Cennetteki çadır
Kuran'ı ezberlemek, ister güzel bir camide ister, savaşın tahrip ettiği bir çadırda olsun, mutluluk verici bir iştir.
We Are Not Numbers’da yayınlanan yazıyı Barış Hoyraz, Haksöz Haber için tercüme etti.
Çok güzel bir çocukluk geçirdim. Ailem Kuran'ı çok severdi ve beni her zaman ezberlemem için teşvik ederdi. 4 yaşındayken, onların bu mübarek Kitab’ı okumasını dinlerdim.
Okuldan eve döndüğümde, okul çantamı masanın üzerine koyar ve annemin "Hadi, üniformanı çıkar ve cami kıyafetlerini giy, böylece Kuran'ı ezberlemeye gidebilirsin. Sen benim güzel, zeki kızımsın ve Kuran'ı ezberleyerek anne babanın cennete girmesine yardım edeceksin."
Okuldan eve uzun bir yürüyüşten sonra yüzümdeki ter henüz kurumamıştı, ama cami kıyafetlerimi giyip camiye doğru yürüdüm. Sıcak güneşin altında yürürken, elimde mübarek Kuran'ı tutuyordum.
Sonunda, büyük taş duvarları ve gökyüzünü kucaklayan mavi kubbesi ile güzel camiye vardım. Kocaman kapısı unutulmazdı. Camiye girer girmez, Kur’an öğretmenim bana sarıldı, yanağımı öptü ve şefkatle, “Seçkin öğrencim bugün çok şey ezberlemeye geldi” dedi. O, diğer öğrencilerin ve Kur’an sınav komitesinin önünde beni her zaman cesaretlendirirdi.

Mavi kubbeli Abdullah Azzam Camii, yıkılmadan önce.
Öğretmenimin sözleri beni motive etti. Kimsenin dikkatimi dağıtmaması için köşede tek başıma otururdum. Çocukluğumda tek dayanağım olarak gördüğüm caminin duvarına yaslanırdım. Gözlerimi Kuran'daki kelimelere dikip ezberlemeye başlardım.

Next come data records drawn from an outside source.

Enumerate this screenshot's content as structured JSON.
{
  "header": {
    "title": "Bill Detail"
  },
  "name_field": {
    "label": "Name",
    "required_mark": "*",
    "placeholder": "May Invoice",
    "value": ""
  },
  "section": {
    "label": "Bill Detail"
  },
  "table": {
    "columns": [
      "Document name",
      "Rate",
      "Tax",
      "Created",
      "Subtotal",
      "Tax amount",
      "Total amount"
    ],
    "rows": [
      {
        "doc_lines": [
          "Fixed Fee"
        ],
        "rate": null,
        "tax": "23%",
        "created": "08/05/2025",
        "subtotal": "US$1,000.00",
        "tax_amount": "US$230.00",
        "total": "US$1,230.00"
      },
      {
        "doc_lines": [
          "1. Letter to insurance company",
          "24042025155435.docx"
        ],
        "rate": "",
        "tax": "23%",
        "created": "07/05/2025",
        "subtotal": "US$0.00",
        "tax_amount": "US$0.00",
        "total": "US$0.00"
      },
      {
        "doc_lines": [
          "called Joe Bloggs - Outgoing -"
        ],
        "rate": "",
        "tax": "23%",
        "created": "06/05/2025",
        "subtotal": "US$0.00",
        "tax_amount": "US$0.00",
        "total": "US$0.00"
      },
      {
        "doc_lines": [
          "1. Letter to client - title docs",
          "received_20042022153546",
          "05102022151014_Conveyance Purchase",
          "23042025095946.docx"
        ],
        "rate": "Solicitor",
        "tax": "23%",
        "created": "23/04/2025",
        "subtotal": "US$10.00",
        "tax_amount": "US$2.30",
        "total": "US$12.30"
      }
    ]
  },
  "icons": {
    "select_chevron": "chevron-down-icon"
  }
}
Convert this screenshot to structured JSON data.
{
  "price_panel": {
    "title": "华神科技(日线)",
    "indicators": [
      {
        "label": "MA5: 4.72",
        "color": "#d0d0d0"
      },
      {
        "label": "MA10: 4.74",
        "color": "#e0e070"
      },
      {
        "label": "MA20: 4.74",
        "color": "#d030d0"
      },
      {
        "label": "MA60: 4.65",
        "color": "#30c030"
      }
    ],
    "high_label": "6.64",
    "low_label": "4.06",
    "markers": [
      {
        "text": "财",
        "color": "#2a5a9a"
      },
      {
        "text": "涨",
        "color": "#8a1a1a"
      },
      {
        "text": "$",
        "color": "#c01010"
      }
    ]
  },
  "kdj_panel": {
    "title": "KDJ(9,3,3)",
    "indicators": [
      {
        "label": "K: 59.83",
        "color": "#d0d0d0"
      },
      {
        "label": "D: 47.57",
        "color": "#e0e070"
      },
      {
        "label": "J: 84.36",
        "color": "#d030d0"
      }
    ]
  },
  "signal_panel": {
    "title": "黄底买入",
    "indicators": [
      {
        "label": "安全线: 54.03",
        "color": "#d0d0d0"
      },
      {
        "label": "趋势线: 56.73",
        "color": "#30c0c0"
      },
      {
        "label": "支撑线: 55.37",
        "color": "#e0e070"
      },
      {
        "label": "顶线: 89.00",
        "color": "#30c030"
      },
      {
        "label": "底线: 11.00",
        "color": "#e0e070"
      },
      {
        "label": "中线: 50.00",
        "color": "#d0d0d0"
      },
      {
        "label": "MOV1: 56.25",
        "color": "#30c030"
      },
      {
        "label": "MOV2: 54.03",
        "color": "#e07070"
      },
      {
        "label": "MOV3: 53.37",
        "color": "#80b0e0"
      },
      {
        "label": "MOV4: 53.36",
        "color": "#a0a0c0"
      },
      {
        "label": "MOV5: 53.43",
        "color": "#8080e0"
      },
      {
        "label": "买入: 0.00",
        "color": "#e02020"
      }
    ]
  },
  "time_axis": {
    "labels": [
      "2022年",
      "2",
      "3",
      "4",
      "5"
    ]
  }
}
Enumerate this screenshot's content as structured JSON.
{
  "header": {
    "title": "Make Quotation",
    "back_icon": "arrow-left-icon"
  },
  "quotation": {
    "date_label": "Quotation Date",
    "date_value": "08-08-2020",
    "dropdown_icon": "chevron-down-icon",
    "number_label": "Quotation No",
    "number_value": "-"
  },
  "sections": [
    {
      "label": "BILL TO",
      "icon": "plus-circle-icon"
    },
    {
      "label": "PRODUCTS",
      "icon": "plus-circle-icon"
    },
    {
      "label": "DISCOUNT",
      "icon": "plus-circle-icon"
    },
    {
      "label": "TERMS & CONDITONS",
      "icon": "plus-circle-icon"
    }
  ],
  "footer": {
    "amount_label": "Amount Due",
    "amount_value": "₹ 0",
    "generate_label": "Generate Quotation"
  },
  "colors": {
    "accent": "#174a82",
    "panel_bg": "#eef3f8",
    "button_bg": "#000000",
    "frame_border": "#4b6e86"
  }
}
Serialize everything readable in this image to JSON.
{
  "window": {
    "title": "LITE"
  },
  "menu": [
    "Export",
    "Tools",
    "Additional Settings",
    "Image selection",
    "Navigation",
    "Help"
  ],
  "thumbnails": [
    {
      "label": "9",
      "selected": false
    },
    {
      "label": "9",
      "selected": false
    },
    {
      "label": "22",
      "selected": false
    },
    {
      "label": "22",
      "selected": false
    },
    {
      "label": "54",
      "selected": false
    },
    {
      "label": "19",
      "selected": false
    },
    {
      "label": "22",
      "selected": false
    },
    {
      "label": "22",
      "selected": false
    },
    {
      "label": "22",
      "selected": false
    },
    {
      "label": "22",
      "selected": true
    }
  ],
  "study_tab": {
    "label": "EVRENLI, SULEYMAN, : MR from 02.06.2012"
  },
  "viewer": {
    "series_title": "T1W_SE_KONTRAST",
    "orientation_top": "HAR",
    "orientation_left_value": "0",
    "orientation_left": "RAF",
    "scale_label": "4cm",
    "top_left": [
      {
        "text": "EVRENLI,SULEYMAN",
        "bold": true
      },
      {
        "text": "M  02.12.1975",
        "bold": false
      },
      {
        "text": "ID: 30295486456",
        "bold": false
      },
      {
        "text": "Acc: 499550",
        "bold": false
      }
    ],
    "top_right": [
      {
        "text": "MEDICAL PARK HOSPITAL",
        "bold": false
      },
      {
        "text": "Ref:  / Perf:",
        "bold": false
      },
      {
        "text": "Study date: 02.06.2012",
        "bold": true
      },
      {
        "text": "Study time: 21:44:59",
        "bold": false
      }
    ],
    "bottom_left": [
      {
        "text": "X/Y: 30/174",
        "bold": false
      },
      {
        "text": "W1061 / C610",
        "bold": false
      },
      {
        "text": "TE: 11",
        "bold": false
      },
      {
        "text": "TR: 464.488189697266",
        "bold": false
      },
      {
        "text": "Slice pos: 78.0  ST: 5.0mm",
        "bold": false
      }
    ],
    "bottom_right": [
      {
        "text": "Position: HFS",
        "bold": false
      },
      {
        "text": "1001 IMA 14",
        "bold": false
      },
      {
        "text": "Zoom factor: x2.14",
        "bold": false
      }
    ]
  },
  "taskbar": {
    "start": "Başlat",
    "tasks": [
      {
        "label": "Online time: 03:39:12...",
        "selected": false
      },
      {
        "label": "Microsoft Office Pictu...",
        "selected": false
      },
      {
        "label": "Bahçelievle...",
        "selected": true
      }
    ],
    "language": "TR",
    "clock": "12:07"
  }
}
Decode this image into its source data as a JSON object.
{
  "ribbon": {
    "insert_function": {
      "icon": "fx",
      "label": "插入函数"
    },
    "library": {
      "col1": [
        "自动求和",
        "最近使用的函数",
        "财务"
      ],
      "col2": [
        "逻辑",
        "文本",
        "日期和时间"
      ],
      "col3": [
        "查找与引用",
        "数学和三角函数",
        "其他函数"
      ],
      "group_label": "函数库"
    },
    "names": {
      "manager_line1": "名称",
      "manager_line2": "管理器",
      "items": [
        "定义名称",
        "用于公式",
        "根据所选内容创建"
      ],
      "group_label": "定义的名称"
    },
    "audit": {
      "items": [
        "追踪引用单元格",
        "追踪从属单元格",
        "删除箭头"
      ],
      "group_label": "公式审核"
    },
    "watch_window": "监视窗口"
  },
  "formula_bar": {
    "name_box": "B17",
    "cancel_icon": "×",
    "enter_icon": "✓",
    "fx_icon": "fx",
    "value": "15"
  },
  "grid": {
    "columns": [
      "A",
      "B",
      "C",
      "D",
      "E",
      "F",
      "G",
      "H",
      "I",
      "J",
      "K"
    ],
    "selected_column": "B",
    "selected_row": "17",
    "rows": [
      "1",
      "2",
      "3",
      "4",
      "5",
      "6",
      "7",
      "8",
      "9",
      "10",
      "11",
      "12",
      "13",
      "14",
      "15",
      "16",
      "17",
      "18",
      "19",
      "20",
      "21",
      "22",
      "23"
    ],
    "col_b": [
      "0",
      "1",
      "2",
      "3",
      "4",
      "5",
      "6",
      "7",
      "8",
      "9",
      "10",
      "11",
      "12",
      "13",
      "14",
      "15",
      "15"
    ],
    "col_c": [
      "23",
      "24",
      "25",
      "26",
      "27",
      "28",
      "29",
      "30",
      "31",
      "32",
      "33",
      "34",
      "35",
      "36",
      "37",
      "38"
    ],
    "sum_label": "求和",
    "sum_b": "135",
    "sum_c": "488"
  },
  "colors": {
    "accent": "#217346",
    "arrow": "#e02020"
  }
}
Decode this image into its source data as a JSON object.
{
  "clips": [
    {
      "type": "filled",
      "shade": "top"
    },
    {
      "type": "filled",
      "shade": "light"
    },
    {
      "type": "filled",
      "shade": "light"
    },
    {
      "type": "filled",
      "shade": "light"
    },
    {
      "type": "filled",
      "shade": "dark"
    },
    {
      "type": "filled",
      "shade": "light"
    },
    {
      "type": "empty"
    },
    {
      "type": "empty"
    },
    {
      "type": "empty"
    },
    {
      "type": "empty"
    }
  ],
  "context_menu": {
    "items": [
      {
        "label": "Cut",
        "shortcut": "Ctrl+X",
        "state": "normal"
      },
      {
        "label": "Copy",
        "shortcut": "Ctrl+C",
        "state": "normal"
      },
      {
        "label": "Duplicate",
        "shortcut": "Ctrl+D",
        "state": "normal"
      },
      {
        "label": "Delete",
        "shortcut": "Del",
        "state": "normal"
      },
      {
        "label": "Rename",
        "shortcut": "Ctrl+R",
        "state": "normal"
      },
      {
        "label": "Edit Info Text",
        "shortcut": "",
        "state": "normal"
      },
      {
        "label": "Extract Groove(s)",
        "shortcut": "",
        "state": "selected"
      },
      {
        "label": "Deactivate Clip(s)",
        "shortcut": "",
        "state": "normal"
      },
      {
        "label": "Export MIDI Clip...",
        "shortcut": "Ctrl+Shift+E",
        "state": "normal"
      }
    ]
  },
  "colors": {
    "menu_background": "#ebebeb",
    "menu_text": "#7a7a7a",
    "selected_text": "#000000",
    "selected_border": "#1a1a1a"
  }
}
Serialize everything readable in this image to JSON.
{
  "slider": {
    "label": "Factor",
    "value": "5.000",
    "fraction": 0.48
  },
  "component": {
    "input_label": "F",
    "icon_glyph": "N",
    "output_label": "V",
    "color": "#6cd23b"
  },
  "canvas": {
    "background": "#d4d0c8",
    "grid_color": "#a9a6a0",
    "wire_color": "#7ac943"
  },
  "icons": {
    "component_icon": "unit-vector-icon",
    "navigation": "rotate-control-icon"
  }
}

Arkadaşlarım ve ben, susuzluğumuzu gidermek için buz gibi su içmek için mola vermek istediğimizi söylerdik. Sıcakta serinlemek için yüzümüzü ve ellerimizi yıkardık. Sonra birbirimize su serperdik. Bu büyük güzel camide Kuran'ın eşliğindeydim. Cennetteymiş gibi, en güzel duyguydu.
Müezzin öğlen namazı için ezan okuduğunda camideysek, cemaat ve öğretmenlerle birlikte namaz kılardık. Sonra oturup din, namaz ve ibadetle ilgili dersleri dinlerdik.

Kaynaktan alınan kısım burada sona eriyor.